Sensitivity of Lumbar Total Joint Replacement Contact Stresses Under Misalignment Conditions-Finite Element Analysis of a Spine Wear Simulator.

A novel total joint replacement (TJR) that treats lumbar spine degeneration was previously assessed under Mode I and Mode IV conditions. In this study, we relied on these previous wear tests to establish a relationship between finite element model (FEM)-based bearing stresses and in vitro wear penetration maps. Our modeling effort addressed the following question of interest: Under reasonably worst-case misaligned conditions, do the lumbar total joint replacement (L-TJR) polyethylene stresses and strains remain below values associated with Mode IV impingement wear tests? The FEM was first formally verified and validated using the risk-informed credibility assessment framework established by ASME V&V 40 and FDA guidance. Then, based on criteria for unreasonable misuse outlined in the surgical technique guide, a parametric analysis of reasonably worst-case misalignment using the validated L-TJR FEM was performed.
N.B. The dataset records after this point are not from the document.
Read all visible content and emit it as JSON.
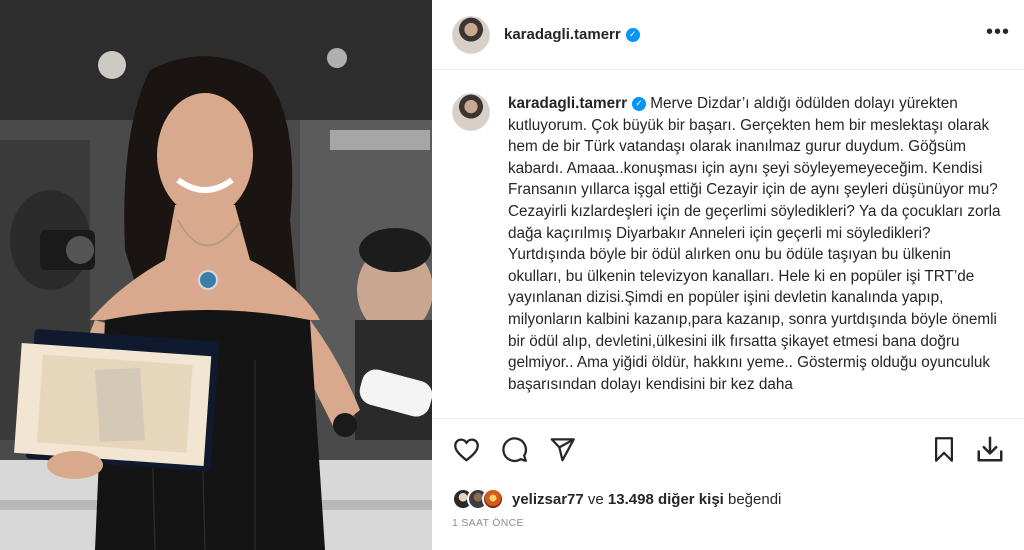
{
  "header": {
    "username": "karadagli.tamerr",
    "verified": true,
    "more_label": "•••"
  },
  "caption": {
    "username": "karadagli.tamerr",
    "text": " Merve Dizdar’ı aldığı ödülden dolayı yürekten kutluyorum. Çok büyük bir başarı. Gerçekten hem bir meslektaşı olarak hem de bir Türk vatandaşı olarak inanılmaz gurur duydum. Göğsüm kabardı. Amaaa..konuşması için aynı şeyi söyleyemeyeceğim. Kendisi Fransanın yıllarca işgal ettiği Cezayir için de aynı şeyleri düşünüyor mu? Cezayirli kızlardeşleri için de geçerlimi söyledikleri? Ya da çocukları zorla dağa kaçırılmış Diyarbakır Anneleri için geçerli mi söyledikleri? Yurtdışında böyle bir ödül alırken onu bu ödüle taşıyan bu ülkenin okulları, bu ülkenin televizyon kanalları. Hele ki en popüler işi TRT’de yayınlanan dizisi.Şimdi en popüler işini devletin kanalında yapıp, milyonların kalbini kazanıp,para kazanıp, sonra yurtdışında böyle önemli bir ödül alıp, devletini,ülkesini ilk fırsatta şikayet etmesi bana doğru gelmiyor.. Ama yiğidi öldür, hakkını yeme.. Göstermiş olduğu oyunculuk başarısından dolayı kendisini bir kez daha"
  },
  "actions": {
    "like_icon": "heart-icon",
    "comment_icon": "comment-icon",
    "share_icon": "send-icon",
    "save_icon": "bookmark-icon",
    "download_icon": "download-icon"
  },
  "likes": {
    "first_liker": "yelizsar77",
    "connector": " ve ",
    "others": "13.498 diğer kişi",
    "suffix": " beğendi"
  },
  "time": "1 SAAT ÖNCE",
  "colors": {
    "verified": "#0095f6",
    "text": "#262626",
    "muted": "#8e8e8e",
    "border": "#efefef"
  }
}
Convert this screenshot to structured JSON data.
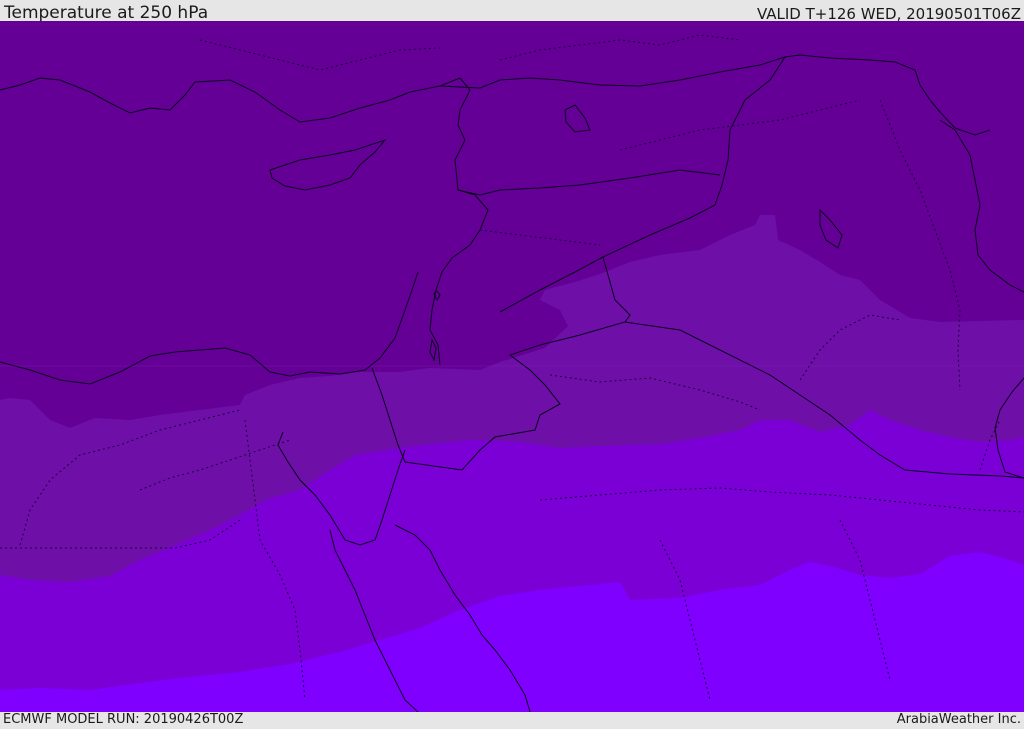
{
  "header": {
    "title": "Temperature at 250 hPa",
    "valid": "VALID T+126 WED, 20190501T06Z"
  },
  "footer": {
    "model_run": "ECMWF MODEL RUN: 20190426T00Z",
    "credit": "ArabiaWeather Inc."
  },
  "map": {
    "field": "temperature",
    "level": "250 hPa",
    "palette": [
      "#5e008c",
      "#650096",
      "#6e10a8",
      "#7b00d6",
      "#8000ff"
    ],
    "coastline_color": "#0a0020",
    "border_color": "#0a0020"
  }
}
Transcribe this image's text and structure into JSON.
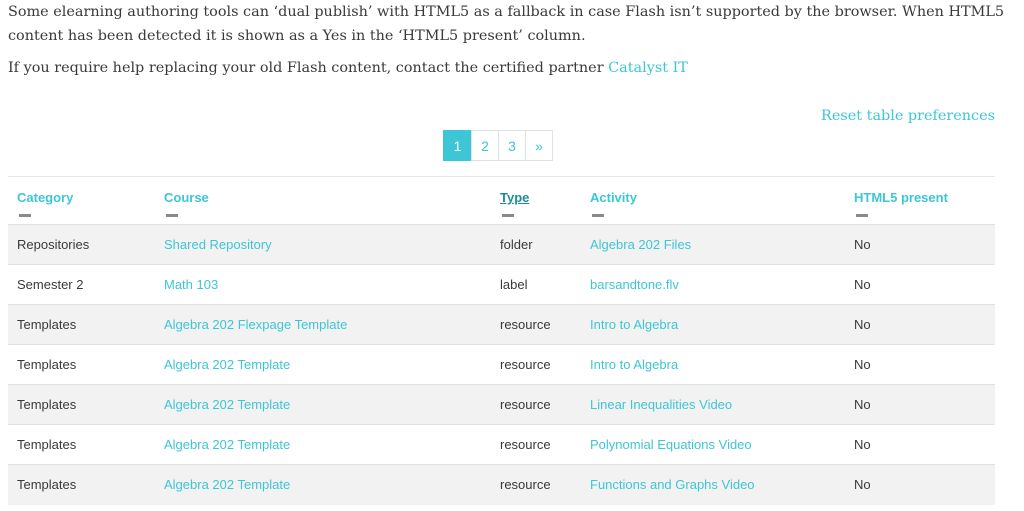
{
  "intro": {
    "line1": "Some elearning authoring tools can ‘dual publish’ with HTML5 as a fallback in case Flash isn’t supported by the browser. When HTML5 content has been detected it is shown as a Yes in the ‘HTML5 present’ column.",
    "help_prefix": "If you require help replacing your old Flash content, contact the certified partner ",
    "help_link": "Catalyst IT"
  },
  "reset_label": "Reset table preferences",
  "pagination": {
    "pages": [
      "1",
      "2",
      "3"
    ],
    "next": "»",
    "active": "1"
  },
  "table": {
    "headers": {
      "category": "Category",
      "course": "Course",
      "type": "Type",
      "activity": "Activity",
      "html5": "HTML5 present"
    },
    "rows": [
      {
        "category": "Repositories",
        "course": "Shared Repository",
        "type": "folder",
        "activity": "Algebra 202 Files",
        "html5": "No"
      },
      {
        "category": "Semester 2",
        "course": "Math 103",
        "type": "label",
        "activity": "barsandtone.flv",
        "html5": "No"
      },
      {
        "category": "Templates",
        "course": "Algebra 202 Flexpage Template",
        "type": "resource",
        "activity": "Intro to Algebra",
        "html5": "No"
      },
      {
        "category": "Templates",
        "course": "Algebra 202 Template",
        "type": "resource",
        "activity": "Intro to Algebra",
        "html5": "No"
      },
      {
        "category": "Templates",
        "course": "Algebra 202 Template",
        "type": "resource",
        "activity": "Linear Inequalities Video",
        "html5": "No"
      },
      {
        "category": "Templates",
        "course": "Algebra 202 Template",
        "type": "resource",
        "activity": "Polynomial Equations Video",
        "html5": "No"
      },
      {
        "category": "Templates",
        "course": "Algebra 202 Template",
        "type": "resource",
        "activity": "Functions and Graphs Video",
        "html5": "No"
      }
    ]
  },
  "colors": {
    "accent": "#3dc6d6",
    "text": "#373a3c",
    "stripe": "#f2f2f2"
  }
}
Reasonable misalignment was created by altering device positioning from the baseline condition in three scenarios: Axial Plane Convergence (20-40°), Axial Plane A-P Offset (0-4 mm), and Coronal Plane Tilt (±20°). We found that, for the scenarios considered, the contact pressures, von Mises stresses, and effective strains of the L-TJR-bearing surfaces remained consistent with Mode I (clean) conditions. Specifically, the mechanical response values fell below those determined under Mode IV (worst-case) boundary conditions, which provided the upper-bound benchmarks for the study (peak contact pressure 83.3 MPa, peak von Mises stress 32.2 MPa, and peak effective strain 42%). The L-TJR was judged to be insensitive to axial and coronal misalignment under the in vitro boundary conditions imposed by the study.